Antibody technology has produced a number of blockbuster drugs over the past decade, such as the cancer treatments Avastin and Erbitux and the arthritis drug Enbrel. Antibodies can be programmed to target proteins that are responsible for diseases, just like a vaccine prepares the immune system to fight viruses. They deliver drugs directly to the troublesome proteins responsible for the disease or block the action of the proteins themselves, stopping the progression of the disease.

But conventional antibodies are large, complex molecules that aren't very durable and have trouble finding their way around the body's tiny crevices. Scientists hope the tiny antibodies found in llamas and camels -- about one-tenth the size of human antibodies -- can burrow into the densely packed cells of a cancerous tumor, slip their way through the blood-brain barrier to block the build-up of plaques that cause Alzheimer's, or settle into the crevices of joints to prevent arthritis.

A major problem is that it sounds too good to be true, said Serge Muyldermans, director of the Cellular and Molecular Immunology lab at the Vrije Universiteit in Brussels and one of the founders of Ablynx, the Belgian biotech firm that has the patents on using llama and camel antibodies. "The only disadvantage they have is we can't find a disadvantage. People don't believe us any more."

The unusual properties of llama and camel antibodies were accidentally discovered in 1989 by Raymond Hamers, a professor and scientist at the Vrije Universiteit. One of his students was investigating the ability of camels to fight off infections, and presented Mr. Hamers with test results that showed the presence of smaller antibodies along with the normal larger antibody molecules. Mr. Hamers first thought the student had made a mistake. Four years later, Mr. Hamers and his team published their findings about camel antibodies in the journal Nature.

Dr. Muyldermans, who was part of the team led by Mr. Hamers, says his lab continues to find potential new treatments for all kinds of ailments. One candidate: an antidote to scorpion venom.

Drugs using larger antibodies usually must be injected, because the antibodies will be destroyed in the stomach or the lungs. But smaller antibodies are more resistant to such extreme environments, which means the drugs can be taken orally or by inhaler. Smaller antibodies can also be grown using bacteria, much cheaper than using the mammal cells needed to grow large antibodies.
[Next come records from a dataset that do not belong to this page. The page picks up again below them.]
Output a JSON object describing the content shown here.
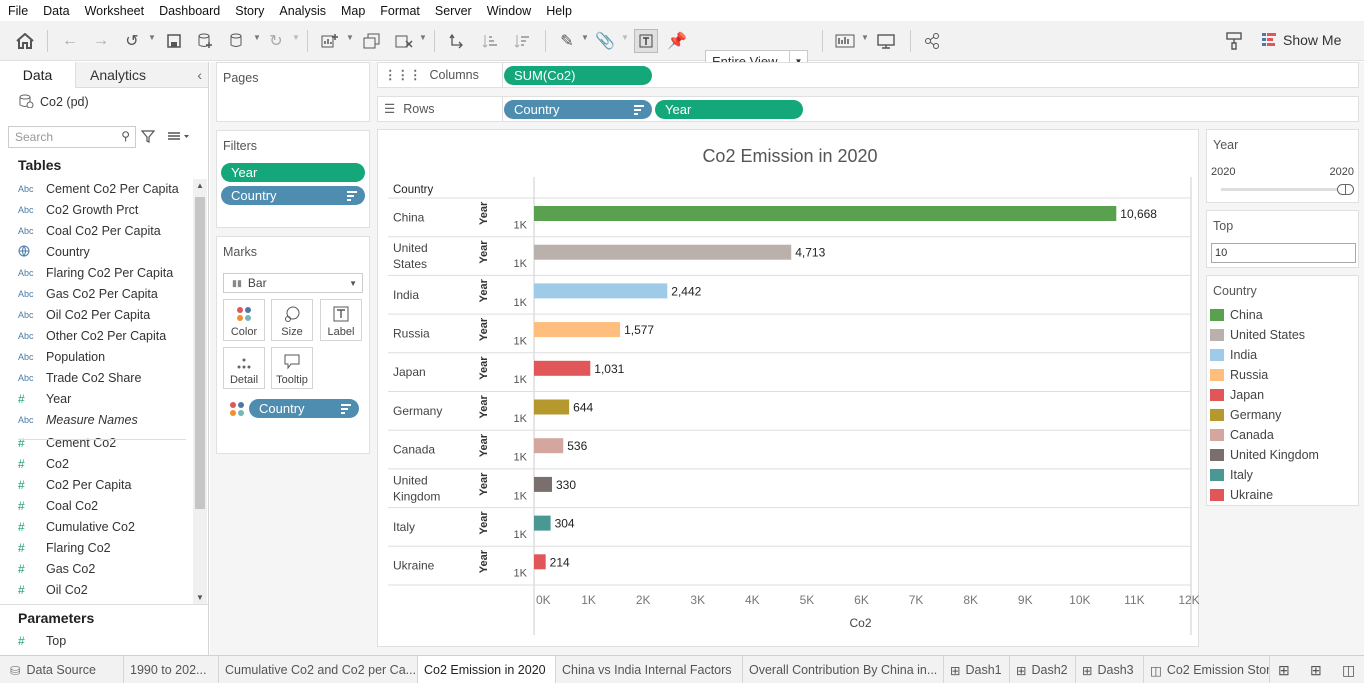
{
  "menu": [
    "File",
    "Data",
    "Worksheet",
    "Dashboard",
    "Story",
    "Analysis",
    "Map",
    "Format",
    "Server",
    "Window",
    "Help"
  ],
  "toolbar": {
    "view_select": "Entire View",
    "show_me": "Show Me"
  },
  "left": {
    "tab_data": "Data",
    "tab_analytics": "Analytics",
    "datasource": "Co2  (pd)",
    "search_placeholder": "Search",
    "tables_head": "Tables",
    "fields": [
      {
        "icon": "Abc",
        "label": "Cement Co2 Per Capita"
      },
      {
        "icon": "Abc",
        "label": "Co2 Growth Prct"
      },
      {
        "icon": "Abc",
        "label": "Coal Co2 Per Capita"
      },
      {
        "icon": "globe",
        "label": "Country"
      },
      {
        "icon": "Abc",
        "label": "Flaring Co2 Per Capita"
      },
      {
        "icon": "Abc",
        "label": "Gas Co2 Per Capita"
      },
      {
        "icon": "Abc",
        "label": "Oil Co2 Per Capita"
      },
      {
        "icon": "Abc",
        "label": "Other Co2 Per Capita"
      },
      {
        "icon": "Abc",
        "label": "Population"
      },
      {
        "icon": "Abc",
        "label": "Trade Co2 Share"
      },
      {
        "icon": "#",
        "label": "Year"
      },
      {
        "icon": "Abc",
        "label": "Measure Names"
      },
      {
        "icon": "#",
        "label": "Cement Co2"
      },
      {
        "icon": "#",
        "label": "Co2"
      },
      {
        "icon": "#",
        "label": "Co2 Per Capita"
      },
      {
        "icon": "#",
        "label": "Coal Co2"
      },
      {
        "icon": "#",
        "label": "Cumulative Co2"
      },
      {
        "icon": "#",
        "label": "Flaring Co2"
      },
      {
        "icon": "#",
        "label": "Gas Co2"
      },
      {
        "icon": "#",
        "label": "Oil Co2"
      }
    ],
    "params_head": "Parameters",
    "params": [
      {
        "icon": "#",
        "label": "Top"
      }
    ]
  },
  "pages": {
    "title": "Pages"
  },
  "filters": {
    "title": "Filters",
    "pills": [
      "Year",
      "Country"
    ]
  },
  "marks": {
    "title": "Marks",
    "type": "Bar",
    "buttons": [
      "Color",
      "Size",
      "Label",
      "Detail",
      "Tooltip"
    ],
    "pill": "Country"
  },
  "shelves": {
    "columns_label": "Columns",
    "columns_pill": "SUM(Co2)",
    "rows_label": "Rows",
    "rows_pills": [
      "Country",
      "Year"
    ]
  },
  "viz": {
    "title": "Co2 Emission in 2020",
    "row_header": "Country",
    "year_axis": "Year",
    "year_tick": "1K"
  },
  "chart_data": {
    "type": "bar",
    "title": "Co2 Emission in 2020",
    "categories": [
      "China",
      "United States",
      "India",
      "Russia",
      "Japan",
      "Germany",
      "Canada",
      "United Kingdom",
      "Italy",
      "Ukraine"
    ],
    "category_labels": [
      [
        "China"
      ],
      [
        "United",
        "States"
      ],
      [
        "India"
      ],
      [
        "Russia"
      ],
      [
        "Japan"
      ],
      [
        "Germany"
      ],
      [
        "Canada"
      ],
      [
        "United",
        "Kingdom"
      ],
      [
        "Italy"
      ],
      [
        "Ukraine"
      ]
    ],
    "values": [
      10668,
      4713,
      2442,
      1577,
      1031,
      644,
      536,
      330,
      304,
      214
    ],
    "value_labels": [
      "10,668",
      "4,713",
      "2,442",
      "1,577",
      "1,031",
      "644",
      "536",
      "330",
      "304",
      "214"
    ],
    "colors": [
      "#59a14f",
      "#bab0ac",
      "#a0cbe8",
      "#ffbe7d",
      "#e15759",
      "#b6992d",
      "#d4a6a0",
      "#79706e",
      "#499894",
      "#e15759"
    ],
    "xlabel": "Co2",
    "xlim": [
      0,
      12000
    ],
    "xticks": [
      "0K",
      "1K",
      "2K",
      "3K",
      "4K",
      "5K",
      "6K",
      "7K",
      "8K",
      "9K",
      "10K",
      "11K",
      "12K"
    ],
    "orientation": "horizontal"
  },
  "year_filter": {
    "title": "Year",
    "min": "2020",
    "max": "2020"
  },
  "top_param": {
    "title": "Top",
    "value": "10"
  },
  "legend": {
    "title": "Country",
    "items": [
      {
        "label": "China",
        "color": "#59a14f"
      },
      {
        "label": "United States",
        "color": "#bab0ac"
      },
      {
        "label": "India",
        "color": "#a0cbe8"
      },
      {
        "label": "Russia",
        "color": "#ffbe7d"
      },
      {
        "label": "Japan",
        "color": "#e15759"
      },
      {
        "label": "Germany",
        "color": "#b6992d"
      },
      {
        "label": "Canada",
        "color": "#d4a6a0"
      },
      {
        "label": "United Kingdom",
        "color": "#79706e"
      },
      {
        "label": "Italy",
        "color": "#499894"
      },
      {
        "label": "Ukraine",
        "color": "#e15759"
      }
    ]
  },
  "bottom_tabs": [
    "Data Source",
    "1990 to 202...",
    "Cumulative Co2 and Co2 per Ca...",
    "Co2 Emission in 2020",
    "China vs India Internal Factors",
    "Overall Contribution  By China in...",
    "Dash1",
    "Dash2",
    "Dash3",
    "Co2 Emission Stor"
  ]
}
"Having a smaller molecule makes the antibody easier to synthesize and, in theory, should reduce the cost of production," said Mike Clark, professor of therapeutic and molecular immunology at Cambridge University. He has also been a consultant for firms that do antibody work.

And it's possible to stitch together different kinds of these antibodies, producing a molecule that can target several different proteins at once. Scientists expect this will be particularly useful for blocking the growth of cancerous tumors, which typically involve the action of several different proteins.

Other companies are searching for ways to use small antibodies. The U.K. company Haptogen, which was bought by Wyeth in 2007, uses antibodies from sharks, another animal known to produce small antibodies. Domantis, a U.S. company bought by GlaxoSmithKline PLC in 2006, snips off part of the human antibody using laboratory techniques that produce something similar to a llama antibody.

Despite their promise, no one knows whether drugs using small antibodies will work in humans. The first drugs are still several years away from being approved for medical use. Ablynx is probably closest to putting a product on the market -- a drug to prevent blood clots that tend to form in patients who have had stents implanted to open a blocked artery. If the drug passes all its clinical trials, it could be on the market in 2012 or 2013, said Ablynx Chief Executive Edwin Moses.

Ablynx -- which calls its llama antibodies "nanobodies" -- also has a partnership with Wyeth to develop a new arthritis drug that will use nanobodies to block TNF alpha, an immune-system protein that causes the inflammation characteristic of rheumatoid arthritis. Wyeth is hoping the Ablynx drug will help replace its blockbuster arthritis treatment, Enbrel, when the drug's patent expires after 2011.

"In the lab, the nanobodies have actually performed spectacularly," said Davinder Gill, vice president of biological technologies at Wyeth Research. The drug is in the first stage of human clinical trials.

Ablynx is developing 24 different antibody-based drugs, all using llamas, Mr. Moses said. Ablynx uses llamas rather than camels because they are cheaper and easier to buy in Europe, where people tend to keep them as pets.

The key to this cutting-edge technology is the health of the llamas. Ablynx tries to keep their stress levels down so their immune systems produce the required antibodies.

"They are probably the best-kept llamas in the world," said Eva-Lotta Allan, Ablynx's chief business officer.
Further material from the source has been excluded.